Marco Travaglio ha risposto a Gaia Tortora con un consiglio farmaceutico: “Prendi la solita pastiglia di Maalox, fai un bel respiro e riscrivi tutto in lingua italiana”. Tortora aveva osservato – con la sobrietà che la contraddistingue – che non erano ancora emersi elementi tali da confermare le accuse contro Nicole Minetti. Una posizione di ordinaria prudenza: aspettare i fatti prima di consacrare i colpevoli. Il direttore del Fatto, evidentemente, la trovò insopportabile.

Il punto cieco di Travaglio

Travaglio ha un punto cieco strutturale: quando qualcuno lo contraddice, non risponde nel merito. Reagisce. E lo fa con quella sprezzatura da maestro che pensa di non dover rendere conto a nessuno.

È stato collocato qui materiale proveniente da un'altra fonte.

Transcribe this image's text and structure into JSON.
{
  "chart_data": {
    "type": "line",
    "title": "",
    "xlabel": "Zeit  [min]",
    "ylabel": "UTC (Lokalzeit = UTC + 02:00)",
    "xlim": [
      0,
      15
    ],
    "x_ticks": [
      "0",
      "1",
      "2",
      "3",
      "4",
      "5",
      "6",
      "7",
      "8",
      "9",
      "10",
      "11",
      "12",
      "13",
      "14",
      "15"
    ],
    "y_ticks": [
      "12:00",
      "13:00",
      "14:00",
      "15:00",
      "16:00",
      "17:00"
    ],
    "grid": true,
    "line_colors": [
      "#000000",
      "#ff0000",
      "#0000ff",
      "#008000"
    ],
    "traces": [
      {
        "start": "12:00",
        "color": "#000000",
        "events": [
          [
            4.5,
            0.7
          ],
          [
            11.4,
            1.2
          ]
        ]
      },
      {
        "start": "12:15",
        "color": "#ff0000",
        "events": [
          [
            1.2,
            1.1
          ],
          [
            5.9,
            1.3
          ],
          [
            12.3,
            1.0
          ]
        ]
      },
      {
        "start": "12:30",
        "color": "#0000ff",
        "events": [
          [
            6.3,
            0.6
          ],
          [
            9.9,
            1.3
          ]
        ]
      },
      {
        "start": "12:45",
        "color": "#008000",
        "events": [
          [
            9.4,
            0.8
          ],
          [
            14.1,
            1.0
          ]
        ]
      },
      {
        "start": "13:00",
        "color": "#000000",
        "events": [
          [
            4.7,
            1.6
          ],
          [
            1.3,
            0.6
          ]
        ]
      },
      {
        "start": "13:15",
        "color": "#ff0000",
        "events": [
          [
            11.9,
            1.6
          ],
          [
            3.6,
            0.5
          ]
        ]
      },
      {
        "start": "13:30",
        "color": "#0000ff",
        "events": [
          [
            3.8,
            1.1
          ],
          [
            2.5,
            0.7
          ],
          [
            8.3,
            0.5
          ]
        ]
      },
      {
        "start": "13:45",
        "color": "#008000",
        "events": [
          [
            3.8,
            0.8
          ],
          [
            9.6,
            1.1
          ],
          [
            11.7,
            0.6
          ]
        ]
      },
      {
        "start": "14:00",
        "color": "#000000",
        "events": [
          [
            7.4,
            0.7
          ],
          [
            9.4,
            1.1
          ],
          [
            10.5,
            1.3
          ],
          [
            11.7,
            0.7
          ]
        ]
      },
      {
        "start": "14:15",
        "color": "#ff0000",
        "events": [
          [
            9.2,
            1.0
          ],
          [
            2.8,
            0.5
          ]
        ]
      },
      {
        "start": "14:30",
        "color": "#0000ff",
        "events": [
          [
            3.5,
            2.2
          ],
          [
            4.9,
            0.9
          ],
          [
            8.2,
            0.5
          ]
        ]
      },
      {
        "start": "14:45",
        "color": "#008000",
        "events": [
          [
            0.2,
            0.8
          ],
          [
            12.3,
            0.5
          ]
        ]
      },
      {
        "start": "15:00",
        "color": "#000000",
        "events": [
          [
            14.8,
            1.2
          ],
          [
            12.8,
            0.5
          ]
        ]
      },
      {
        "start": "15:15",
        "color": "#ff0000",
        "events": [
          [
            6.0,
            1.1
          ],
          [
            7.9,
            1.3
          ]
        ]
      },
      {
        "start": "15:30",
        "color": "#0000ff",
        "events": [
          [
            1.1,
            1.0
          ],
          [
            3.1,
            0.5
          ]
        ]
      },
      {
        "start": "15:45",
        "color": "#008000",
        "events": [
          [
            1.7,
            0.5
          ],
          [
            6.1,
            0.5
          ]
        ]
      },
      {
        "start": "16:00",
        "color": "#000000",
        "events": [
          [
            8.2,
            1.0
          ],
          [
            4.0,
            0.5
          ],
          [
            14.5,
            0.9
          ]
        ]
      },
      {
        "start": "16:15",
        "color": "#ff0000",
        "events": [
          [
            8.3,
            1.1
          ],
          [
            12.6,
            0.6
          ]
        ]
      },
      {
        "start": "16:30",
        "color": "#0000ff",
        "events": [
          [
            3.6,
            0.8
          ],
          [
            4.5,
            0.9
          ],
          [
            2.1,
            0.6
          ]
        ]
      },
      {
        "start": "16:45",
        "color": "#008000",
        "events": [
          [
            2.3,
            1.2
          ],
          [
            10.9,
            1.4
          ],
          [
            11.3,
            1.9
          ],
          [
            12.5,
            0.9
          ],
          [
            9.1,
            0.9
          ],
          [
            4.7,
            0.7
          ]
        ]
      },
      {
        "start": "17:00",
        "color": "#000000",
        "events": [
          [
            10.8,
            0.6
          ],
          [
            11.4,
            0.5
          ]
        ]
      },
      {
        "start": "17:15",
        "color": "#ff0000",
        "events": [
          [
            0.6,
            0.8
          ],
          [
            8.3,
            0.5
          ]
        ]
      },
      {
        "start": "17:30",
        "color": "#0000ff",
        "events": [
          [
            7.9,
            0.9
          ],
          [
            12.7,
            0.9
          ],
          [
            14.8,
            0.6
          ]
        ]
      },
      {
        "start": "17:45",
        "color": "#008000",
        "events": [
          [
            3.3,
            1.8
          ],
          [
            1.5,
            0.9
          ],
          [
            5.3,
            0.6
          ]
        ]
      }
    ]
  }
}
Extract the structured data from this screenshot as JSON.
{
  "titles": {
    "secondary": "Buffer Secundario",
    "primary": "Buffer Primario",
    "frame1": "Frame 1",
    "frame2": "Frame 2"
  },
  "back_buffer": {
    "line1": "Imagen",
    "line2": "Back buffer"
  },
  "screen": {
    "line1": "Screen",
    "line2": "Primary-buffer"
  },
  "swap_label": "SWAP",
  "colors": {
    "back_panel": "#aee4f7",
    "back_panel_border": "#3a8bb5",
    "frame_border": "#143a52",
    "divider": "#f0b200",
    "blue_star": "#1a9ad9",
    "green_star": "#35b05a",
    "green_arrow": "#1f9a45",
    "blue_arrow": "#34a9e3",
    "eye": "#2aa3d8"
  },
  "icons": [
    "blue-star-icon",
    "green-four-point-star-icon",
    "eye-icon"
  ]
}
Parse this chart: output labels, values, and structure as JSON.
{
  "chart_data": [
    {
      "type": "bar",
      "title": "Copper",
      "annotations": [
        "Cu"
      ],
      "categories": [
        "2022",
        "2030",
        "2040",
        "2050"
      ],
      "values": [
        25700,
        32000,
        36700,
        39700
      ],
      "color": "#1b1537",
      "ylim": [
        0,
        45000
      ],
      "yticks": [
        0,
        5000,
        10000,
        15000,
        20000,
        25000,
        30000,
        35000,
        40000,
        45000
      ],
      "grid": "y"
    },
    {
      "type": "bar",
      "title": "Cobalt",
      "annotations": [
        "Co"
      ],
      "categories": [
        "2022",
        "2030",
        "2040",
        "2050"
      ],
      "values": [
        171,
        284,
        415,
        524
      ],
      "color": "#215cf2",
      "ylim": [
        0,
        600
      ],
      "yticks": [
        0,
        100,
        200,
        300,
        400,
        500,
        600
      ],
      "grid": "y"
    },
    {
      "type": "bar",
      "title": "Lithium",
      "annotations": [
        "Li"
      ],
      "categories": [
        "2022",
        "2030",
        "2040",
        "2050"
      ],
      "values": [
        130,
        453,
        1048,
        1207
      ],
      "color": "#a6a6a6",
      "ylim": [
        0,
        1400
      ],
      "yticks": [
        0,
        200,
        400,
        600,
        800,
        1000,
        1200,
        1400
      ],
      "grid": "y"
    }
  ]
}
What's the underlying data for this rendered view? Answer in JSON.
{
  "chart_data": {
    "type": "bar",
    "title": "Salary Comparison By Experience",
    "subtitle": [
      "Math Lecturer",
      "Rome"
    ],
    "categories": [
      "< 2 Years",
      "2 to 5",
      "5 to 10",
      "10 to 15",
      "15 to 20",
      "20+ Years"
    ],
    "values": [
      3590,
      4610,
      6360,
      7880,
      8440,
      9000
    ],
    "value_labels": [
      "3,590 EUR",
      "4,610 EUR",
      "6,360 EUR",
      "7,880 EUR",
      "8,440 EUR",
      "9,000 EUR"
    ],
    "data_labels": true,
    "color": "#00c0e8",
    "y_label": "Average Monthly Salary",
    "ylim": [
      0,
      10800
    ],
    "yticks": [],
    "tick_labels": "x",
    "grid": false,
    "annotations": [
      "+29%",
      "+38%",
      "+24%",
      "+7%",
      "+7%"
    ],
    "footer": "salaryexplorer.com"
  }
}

Il Maalox, appunto – la pastiglia per i nervosi, per chi non capisce, per chi non sa scrivere in italiano. Una risposta che non dice nulla e dice tutto: non ho argomenti, quindi ti insulto con eleganza.

Il paradosso di Travaglio

Il paradosso è degno di nota. Travaglio trascorre la vita a smontare le ipocrisie del potere, a denunciare chi si sottrae al giudizio pubblico. Poi, quando qualcuno gli chiede di rispondere a una critica concreta, tira fuori il repertorio del professore stanco. Beccaria, nel 1764, ammoniva che il giudizio anticipato è la forma più sottile di arbitrio. Duecentosessant’anni dopo, certi giornali continuano a ignorarlo con olimpica serenità.

Marco Travaglio e Gaia Tortora, la risposta più eloquente

Gaia Tortora non è una qualunque. È la figlia dell’uomo che fu distrutto da quella stessa macchina del processo mediatico-giudiziario che ancora oggi gira indisturbata. Ha imparato sulla propria pelle cosa significa leggere i titoloni dell’accusa e cercare, nelle pagine interne, il trafiletto dell’assoluzione. Quando chiede prudenza, sa esattamente perché. Travaglio avrebbe potuto risponderle nel merito. Ha scelto il Maalox. Forse è proprio questa, la risposta più eloquente.